His laugh continues. It’s kind and soft. I want to memorize this feeling, this tingling in my legs that tells me I have a dad and we know each other.

“So you’re having an adventure, you’re crashing and burning, but you’re not high, drunk, or messing around with girls?”

“Yup.”

“What am I supposed to be upset about?” he asks.

“Dad,” I say, a little frustrated. “Is that what you’re supposed to say to your kid who is marooned in a hotel room in a strange city alone?”

“Hey. Baby steps, right?”

“Have you been drinking?”

“Nope,” he says.

“Good.”

“Easy for you to say. It sucks monkey cock, actually. I’m jonesing for a scotch and soda.”

“You gonna be okay?”

“Could you stay on the phone with me for a while? That would help,” he says, and I hear that unsureness in his voice again.

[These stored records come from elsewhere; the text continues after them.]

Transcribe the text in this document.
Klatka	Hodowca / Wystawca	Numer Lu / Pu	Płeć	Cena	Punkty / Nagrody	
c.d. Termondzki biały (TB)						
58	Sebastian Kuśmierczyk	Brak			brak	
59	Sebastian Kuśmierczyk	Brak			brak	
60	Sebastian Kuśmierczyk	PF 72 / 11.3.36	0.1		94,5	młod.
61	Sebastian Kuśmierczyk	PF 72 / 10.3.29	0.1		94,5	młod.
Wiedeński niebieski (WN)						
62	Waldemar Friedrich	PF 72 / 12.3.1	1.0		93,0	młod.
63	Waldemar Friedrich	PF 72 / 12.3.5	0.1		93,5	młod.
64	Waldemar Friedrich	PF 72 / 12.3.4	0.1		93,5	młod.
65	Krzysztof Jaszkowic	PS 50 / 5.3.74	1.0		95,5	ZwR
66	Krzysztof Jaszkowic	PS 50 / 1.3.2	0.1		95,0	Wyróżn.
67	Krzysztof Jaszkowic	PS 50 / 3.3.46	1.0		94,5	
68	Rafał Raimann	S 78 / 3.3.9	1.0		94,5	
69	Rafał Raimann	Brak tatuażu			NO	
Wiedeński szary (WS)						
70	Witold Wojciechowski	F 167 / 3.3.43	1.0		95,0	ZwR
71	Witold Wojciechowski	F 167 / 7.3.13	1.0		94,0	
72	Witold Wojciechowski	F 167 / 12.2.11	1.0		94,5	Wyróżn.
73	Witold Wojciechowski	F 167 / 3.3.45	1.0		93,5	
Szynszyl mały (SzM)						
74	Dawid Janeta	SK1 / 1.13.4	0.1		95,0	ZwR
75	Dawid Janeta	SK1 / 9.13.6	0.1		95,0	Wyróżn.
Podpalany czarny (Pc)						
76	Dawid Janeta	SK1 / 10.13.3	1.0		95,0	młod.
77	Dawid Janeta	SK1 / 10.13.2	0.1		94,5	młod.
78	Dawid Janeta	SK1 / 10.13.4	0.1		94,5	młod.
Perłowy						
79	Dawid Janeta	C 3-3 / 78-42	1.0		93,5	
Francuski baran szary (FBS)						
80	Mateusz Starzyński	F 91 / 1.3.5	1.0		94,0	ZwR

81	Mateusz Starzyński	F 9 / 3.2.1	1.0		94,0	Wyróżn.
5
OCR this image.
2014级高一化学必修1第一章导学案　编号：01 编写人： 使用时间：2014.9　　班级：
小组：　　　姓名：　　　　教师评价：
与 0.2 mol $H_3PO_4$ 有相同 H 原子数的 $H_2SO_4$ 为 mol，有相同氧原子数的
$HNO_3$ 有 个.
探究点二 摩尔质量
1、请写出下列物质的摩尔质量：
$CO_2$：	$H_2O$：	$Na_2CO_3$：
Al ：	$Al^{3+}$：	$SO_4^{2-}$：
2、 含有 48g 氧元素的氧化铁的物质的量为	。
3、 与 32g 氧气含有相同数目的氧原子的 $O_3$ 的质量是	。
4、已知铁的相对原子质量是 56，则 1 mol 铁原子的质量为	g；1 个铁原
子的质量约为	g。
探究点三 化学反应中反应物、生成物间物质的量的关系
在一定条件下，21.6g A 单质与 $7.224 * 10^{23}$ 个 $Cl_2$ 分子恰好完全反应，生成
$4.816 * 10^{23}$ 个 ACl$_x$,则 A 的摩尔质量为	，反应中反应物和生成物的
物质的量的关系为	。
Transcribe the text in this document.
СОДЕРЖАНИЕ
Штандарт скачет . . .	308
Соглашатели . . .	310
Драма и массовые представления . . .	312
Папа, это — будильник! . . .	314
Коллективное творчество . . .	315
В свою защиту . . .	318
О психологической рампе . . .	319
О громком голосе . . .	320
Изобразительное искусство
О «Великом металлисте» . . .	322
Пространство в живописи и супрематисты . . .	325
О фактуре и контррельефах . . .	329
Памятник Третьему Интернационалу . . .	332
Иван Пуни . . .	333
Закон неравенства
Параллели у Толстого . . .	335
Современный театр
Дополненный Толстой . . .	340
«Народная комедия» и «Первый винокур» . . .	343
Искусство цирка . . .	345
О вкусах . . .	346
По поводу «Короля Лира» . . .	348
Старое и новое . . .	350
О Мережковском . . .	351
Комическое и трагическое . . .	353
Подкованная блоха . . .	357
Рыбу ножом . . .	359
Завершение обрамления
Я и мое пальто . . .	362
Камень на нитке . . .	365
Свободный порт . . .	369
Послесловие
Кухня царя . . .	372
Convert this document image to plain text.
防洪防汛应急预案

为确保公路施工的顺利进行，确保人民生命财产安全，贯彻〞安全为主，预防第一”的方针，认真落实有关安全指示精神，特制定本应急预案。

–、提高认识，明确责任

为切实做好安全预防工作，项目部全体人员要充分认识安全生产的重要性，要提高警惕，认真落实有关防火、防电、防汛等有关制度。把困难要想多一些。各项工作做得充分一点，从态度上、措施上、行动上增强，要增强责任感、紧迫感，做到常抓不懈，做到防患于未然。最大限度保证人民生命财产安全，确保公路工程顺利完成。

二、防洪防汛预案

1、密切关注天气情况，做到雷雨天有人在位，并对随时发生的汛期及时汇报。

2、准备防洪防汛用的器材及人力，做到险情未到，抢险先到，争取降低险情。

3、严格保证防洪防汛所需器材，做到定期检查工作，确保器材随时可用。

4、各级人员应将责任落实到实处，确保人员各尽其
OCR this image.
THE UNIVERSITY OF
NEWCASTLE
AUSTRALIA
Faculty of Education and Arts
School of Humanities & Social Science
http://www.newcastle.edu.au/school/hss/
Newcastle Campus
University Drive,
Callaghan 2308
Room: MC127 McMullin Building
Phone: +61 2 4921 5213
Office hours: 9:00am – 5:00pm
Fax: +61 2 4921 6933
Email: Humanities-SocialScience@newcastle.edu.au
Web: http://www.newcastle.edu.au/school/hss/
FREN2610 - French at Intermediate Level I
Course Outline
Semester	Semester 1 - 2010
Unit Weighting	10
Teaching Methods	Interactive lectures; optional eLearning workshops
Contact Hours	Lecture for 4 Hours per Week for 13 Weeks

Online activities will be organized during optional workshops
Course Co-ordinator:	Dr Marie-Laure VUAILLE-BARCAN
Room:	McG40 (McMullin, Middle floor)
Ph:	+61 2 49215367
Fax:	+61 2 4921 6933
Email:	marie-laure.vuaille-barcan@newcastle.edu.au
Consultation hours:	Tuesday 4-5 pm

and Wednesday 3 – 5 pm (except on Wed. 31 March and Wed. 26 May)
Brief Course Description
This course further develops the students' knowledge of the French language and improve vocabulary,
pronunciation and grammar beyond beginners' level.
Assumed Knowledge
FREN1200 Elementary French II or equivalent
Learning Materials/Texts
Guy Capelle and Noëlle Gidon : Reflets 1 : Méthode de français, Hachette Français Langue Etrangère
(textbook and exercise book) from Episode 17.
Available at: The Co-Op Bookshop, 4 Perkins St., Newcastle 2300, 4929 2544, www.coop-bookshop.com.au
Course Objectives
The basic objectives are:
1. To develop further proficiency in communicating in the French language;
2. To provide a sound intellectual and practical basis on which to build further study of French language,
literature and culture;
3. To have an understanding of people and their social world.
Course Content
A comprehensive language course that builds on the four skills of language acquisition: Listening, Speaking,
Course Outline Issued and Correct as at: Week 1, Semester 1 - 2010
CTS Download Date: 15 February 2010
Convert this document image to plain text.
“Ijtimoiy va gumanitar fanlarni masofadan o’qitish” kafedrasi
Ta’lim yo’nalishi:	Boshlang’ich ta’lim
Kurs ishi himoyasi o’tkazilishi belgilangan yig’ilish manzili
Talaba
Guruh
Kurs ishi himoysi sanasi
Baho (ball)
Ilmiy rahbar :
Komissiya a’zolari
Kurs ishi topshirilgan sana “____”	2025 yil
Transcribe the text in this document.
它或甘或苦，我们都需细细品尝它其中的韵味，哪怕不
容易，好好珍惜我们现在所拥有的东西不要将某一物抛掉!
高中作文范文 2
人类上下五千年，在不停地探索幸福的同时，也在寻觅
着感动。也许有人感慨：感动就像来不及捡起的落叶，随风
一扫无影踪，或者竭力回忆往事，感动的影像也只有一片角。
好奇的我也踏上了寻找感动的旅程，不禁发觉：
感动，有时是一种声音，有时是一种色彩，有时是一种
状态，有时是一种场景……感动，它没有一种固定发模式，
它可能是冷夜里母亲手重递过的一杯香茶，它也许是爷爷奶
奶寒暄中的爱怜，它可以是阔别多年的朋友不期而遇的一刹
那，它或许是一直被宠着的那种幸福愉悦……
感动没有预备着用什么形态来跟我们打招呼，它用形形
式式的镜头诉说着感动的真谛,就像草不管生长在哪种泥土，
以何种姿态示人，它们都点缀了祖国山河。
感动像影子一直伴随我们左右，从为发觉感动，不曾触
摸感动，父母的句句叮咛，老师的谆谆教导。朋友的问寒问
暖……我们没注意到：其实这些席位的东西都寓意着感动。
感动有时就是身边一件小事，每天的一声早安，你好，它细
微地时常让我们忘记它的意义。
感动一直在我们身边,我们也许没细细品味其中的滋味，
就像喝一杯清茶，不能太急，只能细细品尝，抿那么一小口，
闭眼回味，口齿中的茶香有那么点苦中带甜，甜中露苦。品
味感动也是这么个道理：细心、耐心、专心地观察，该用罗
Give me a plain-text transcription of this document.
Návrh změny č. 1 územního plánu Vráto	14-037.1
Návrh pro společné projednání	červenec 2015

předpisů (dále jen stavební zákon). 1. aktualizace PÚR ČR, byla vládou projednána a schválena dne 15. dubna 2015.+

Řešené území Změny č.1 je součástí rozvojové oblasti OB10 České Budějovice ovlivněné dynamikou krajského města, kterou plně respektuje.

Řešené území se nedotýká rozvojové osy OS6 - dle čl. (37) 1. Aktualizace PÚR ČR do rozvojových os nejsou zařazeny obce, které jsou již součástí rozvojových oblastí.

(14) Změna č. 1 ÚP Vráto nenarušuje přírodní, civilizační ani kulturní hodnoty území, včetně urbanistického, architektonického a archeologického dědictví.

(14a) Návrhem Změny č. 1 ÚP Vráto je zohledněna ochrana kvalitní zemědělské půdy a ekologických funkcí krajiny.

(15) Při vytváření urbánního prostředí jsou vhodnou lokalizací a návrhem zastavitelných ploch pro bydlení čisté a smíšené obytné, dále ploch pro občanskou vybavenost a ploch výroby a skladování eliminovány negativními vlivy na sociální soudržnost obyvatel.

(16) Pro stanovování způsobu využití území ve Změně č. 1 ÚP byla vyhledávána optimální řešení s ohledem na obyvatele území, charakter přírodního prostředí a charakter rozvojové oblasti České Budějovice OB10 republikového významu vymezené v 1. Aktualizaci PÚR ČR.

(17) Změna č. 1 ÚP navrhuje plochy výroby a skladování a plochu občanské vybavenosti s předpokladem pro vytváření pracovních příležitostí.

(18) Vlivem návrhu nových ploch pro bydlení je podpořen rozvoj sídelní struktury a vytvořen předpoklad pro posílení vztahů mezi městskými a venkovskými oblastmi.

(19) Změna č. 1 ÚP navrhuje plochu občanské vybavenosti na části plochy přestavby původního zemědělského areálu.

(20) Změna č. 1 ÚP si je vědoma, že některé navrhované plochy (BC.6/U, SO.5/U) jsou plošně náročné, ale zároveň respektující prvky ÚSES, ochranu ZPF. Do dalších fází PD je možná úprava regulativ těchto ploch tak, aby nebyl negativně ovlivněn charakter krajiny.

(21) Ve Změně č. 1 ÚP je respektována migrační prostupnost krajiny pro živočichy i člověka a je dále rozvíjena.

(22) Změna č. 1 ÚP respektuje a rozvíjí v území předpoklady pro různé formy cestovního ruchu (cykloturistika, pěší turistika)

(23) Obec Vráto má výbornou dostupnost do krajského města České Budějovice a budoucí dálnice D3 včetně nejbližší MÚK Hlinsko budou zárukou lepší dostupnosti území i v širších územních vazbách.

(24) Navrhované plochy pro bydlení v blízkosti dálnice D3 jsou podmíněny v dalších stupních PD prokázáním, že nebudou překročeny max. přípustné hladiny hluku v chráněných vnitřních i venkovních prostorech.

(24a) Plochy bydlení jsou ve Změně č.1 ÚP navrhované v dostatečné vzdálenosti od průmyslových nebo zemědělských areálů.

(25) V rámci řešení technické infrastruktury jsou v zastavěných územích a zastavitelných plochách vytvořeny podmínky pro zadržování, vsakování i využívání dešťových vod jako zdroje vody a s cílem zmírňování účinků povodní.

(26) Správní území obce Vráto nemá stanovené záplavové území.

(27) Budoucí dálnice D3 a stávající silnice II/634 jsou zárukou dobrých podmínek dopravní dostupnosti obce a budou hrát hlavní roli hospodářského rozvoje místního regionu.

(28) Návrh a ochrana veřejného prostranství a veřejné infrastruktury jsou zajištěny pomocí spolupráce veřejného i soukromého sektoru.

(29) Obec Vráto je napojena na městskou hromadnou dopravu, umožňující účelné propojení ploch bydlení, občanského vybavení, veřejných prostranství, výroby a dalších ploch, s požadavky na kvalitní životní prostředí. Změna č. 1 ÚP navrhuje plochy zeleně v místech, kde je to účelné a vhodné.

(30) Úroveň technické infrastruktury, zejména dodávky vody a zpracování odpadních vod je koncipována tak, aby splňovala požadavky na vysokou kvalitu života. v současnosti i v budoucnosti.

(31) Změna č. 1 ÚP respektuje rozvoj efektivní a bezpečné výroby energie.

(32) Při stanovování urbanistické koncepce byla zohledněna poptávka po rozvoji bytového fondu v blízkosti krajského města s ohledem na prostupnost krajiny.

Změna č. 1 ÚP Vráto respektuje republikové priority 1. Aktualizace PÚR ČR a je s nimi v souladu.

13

So I do, and I tell him the story of what happened with Aisha, and he has no advice but does laugh at the funny parts, which is better than nothing, and actually calms me down a bit. He tells me that he and my mom are getting along real well, past fighting for the first time in so long he can’t even remember. She’s super pissed at me, he says. “Better get her something in San Francisco. Something good.”

“I’ll buy her a condo,” I say. “Tell her I’m okay and I’m coming back soon.” Then I ask him if he could imagine us being a family again, and he has to pause before he says anything.

“That would be real nice,” he says, his voice weak.